Not-for-profit hospital CEOs average $490,431 per year

Researchers found that about 85 percent of health plans offer no-cost health promotion and wellness programs, and that 56 percent offer free biometric testing

At a time when other firms are scaling back or eliminating health coverage, Wal-Mart has made a serious dent in the problem of the uninsured. New figures being released today show that 5.5 percent of its employees now lack health insurance, compared with a nationwide rate of 18 percent.

The Cigna [Cost of Care Estimator] system, which uses proprietary software from Thomson Reuters, is accurate “within 10% of the cost of those services 90% of the time,” Nastri said.

UnitedHealth has already spent more than $1 million on three medical home experiments this year. The other two are in Colorado and Rhode Island. But the company says the Arizona pilot is getting the bulk of its money and attention. The experiment will initially involve about 7,000 patients who are the patients of 26 doctors at the seven medical groups.
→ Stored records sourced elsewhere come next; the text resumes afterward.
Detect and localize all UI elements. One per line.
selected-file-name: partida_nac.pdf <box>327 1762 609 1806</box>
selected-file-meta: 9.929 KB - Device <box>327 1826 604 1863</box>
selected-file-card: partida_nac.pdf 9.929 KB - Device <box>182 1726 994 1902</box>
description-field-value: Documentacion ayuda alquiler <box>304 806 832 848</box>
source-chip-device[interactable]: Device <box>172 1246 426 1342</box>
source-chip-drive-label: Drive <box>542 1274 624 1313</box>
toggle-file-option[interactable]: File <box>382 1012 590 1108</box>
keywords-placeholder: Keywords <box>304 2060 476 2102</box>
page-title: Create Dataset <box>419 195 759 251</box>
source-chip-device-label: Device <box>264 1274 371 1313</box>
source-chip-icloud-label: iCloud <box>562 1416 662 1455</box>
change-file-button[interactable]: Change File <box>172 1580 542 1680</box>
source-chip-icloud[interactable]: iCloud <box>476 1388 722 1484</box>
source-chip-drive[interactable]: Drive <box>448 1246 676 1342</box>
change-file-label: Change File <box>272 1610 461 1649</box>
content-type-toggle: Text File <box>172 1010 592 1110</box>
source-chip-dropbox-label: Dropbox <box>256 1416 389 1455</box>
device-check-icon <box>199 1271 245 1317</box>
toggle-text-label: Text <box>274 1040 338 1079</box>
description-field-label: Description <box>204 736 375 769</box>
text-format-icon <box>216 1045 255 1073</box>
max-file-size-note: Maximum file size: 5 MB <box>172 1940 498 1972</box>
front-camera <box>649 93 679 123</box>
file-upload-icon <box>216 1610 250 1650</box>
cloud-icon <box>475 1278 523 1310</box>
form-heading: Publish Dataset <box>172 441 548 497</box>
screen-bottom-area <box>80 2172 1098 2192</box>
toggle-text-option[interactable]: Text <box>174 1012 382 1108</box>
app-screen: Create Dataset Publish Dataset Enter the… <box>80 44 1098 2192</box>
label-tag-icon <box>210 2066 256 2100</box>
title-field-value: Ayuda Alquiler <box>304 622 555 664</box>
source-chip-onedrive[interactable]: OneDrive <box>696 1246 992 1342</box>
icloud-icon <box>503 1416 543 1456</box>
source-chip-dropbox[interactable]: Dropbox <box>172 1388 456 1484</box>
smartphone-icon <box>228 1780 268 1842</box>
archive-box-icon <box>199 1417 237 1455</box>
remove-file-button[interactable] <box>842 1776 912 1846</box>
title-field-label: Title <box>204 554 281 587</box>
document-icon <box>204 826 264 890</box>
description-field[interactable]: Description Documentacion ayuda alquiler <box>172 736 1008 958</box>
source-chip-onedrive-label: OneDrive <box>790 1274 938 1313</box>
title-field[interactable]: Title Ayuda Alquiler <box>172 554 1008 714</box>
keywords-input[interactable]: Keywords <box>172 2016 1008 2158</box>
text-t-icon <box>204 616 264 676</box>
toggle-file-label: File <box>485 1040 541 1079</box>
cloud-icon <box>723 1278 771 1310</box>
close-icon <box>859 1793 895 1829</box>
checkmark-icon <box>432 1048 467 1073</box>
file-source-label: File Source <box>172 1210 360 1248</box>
The cost for Ms. Branch’s basic system, supplied by a health care provider called New Courtland as part of a publicly financed program, is about $100 a month, far less than a nursing home, where the costs to taxpayers can exceed $200 a day. In the two years Mrs. Branch has had the system, she has fallen three times and been stuck once in the bathtub, each time unable to call for help without it.

A study published this week in Tobacco Control found that more than 28 percent of smoking pet owners said information about the harmful effects of secondhand smoke on their pets—exposure has been linked to cancer, allergies, and respiratory problems—would motivate them to try to quit.

A study by Harvard Business School indicates that successful serial entrepreneurs have a 30 percent chance of success in their next venture-backed company. That compares to a 22 percent success rate for entrepreneurs who previously failed and a 21 percent success rate for first-time entrepreneurs.